今回の改正は、古くなってしまった考え方を組替えて「生活習慣病の視点」でスクリーニングをして、サポートするという新しい仕組みをつくったことがポイントです。
生活習慣を構成する複数の要因と病気との関連を明らかにして、それを予防することで、医療費を抑制しようという考え方自体は以前からあったものですから、改正は必然的なものだと思います。
メタボリックシンドロームに着目したことには、良い面と気をつけなければいけない面の2つの面があると思います。もともとメタボリックシンドロームは、循環器疾患のハイリスク者を特定するためのものです。リスクの高い人を求めるときに、内臓肥満という概念でリスクファクターの集積を説明したのですよね。これはもともと医療の概念で、予防の概念ではないのです。

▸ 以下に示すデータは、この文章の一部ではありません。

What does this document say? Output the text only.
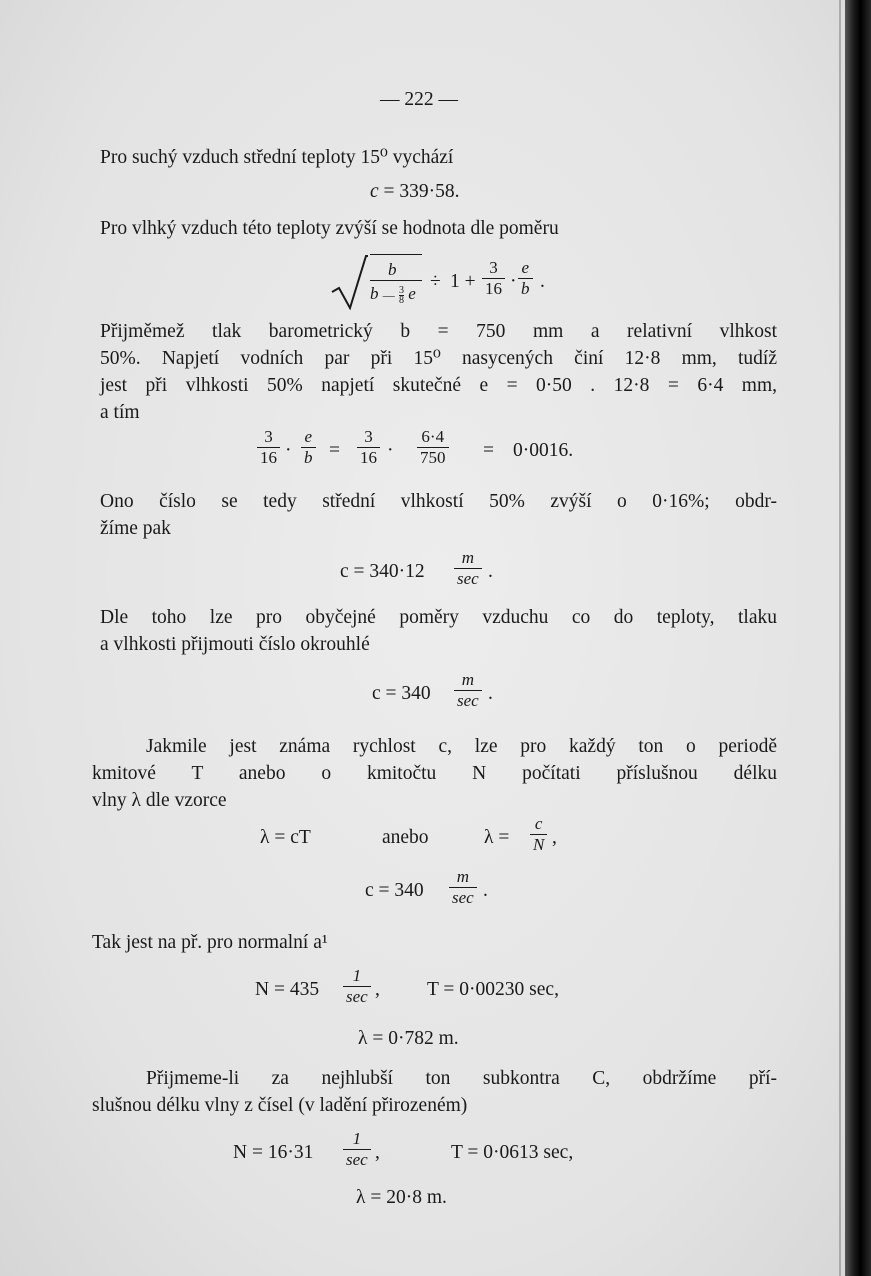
— 222 —
Pro suchý vzduch střední teploty 15⁰ vychází
c = 339·58.
Pro vlhký vzduch této teploty zvýší se hodnota dle poměru
b
b — $\frac{3}{8}$ e
÷ $1 + \frac{3}{16} \cdot \frac{e}{b}$ .
Přijměmež tlak barometrický b = 750 mm a relativní vlhkost
50%. Napjetí vodních par při 15⁰ nasycených činí 12·8 mm, tudíž
jest při vlhkosti 50% napjetí skutečné e = 0·50 . 12·8 = 6·4 mm,
a tím
$\frac{3}{16} \cdot \frac{e}{b} = \frac{3}{16} \cdot \frac{6\cdot 4}{750} = 0\cdot 0016$.
Ono číslo se tedy střední vlhkostí 50% zvýší o 0·16%; obdr-
žíme pak
$c = 340\cdot 12 \frac{m}{\sec}$ .
Dle toho lze pro obyčejné poměry vzduchu co do teploty, tlaku
a vlhkosti přijmouti číslo okrouhlé
$c = 340 \frac{m}{\sec}$ .
Jakmile jest známa rychlost c, lze pro každý ton o periodě
kmitové T anebo o kmitočtu N počítati příslušnou délku
vlny λ dle vzorce
λ = cT	anebo	$\lambda = \frac{c}{N}$ ,
$c = 340 \frac{m}{\sec}$ .
Tak jest na př. pro normalní a¹
$N = 435 \frac{1}{\sec}$ , T = 0·00230 sec,
λ = 0·782 m.
Přijmeme-li za nejhlubší ton subkontra C, obdržíme pří-
slušnou délku vlny z čísel (v ladění přirozeném)
$N = 16\cdot 31 \frac{1}{\sec}$ ,	T = 0·0613 sec,
λ = 20·8 m.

生活習慣の改善が医療の重要な中核になっていることを示したことは大変良いと思うけど、医療の概念であるかぎり予防の概念と相容れないところがあることに注意が必要です。
たとえば、特定保健指導は太った人に指導することが中心になっていますが、予防とは、本来太る前から太らないようにすることではないでしょうか。
メタボリックシンドロームという医療の概念だけを押し通すと、結局悪くなった人だけ保健指導をすることになる。本当に悪くならないようにする保健指導とはなにか、について考えていく必要があると思います。太ってしまってから対策をするだけでなく、太りそうになっている人への対策をする。
つまり“メタボリックシンドロームをキーワードにした保健指導”であって、“メタボリックシンドロームの保健指導”ではないということを念頭において保健事業をすることが成功への鍵の一つだと思います。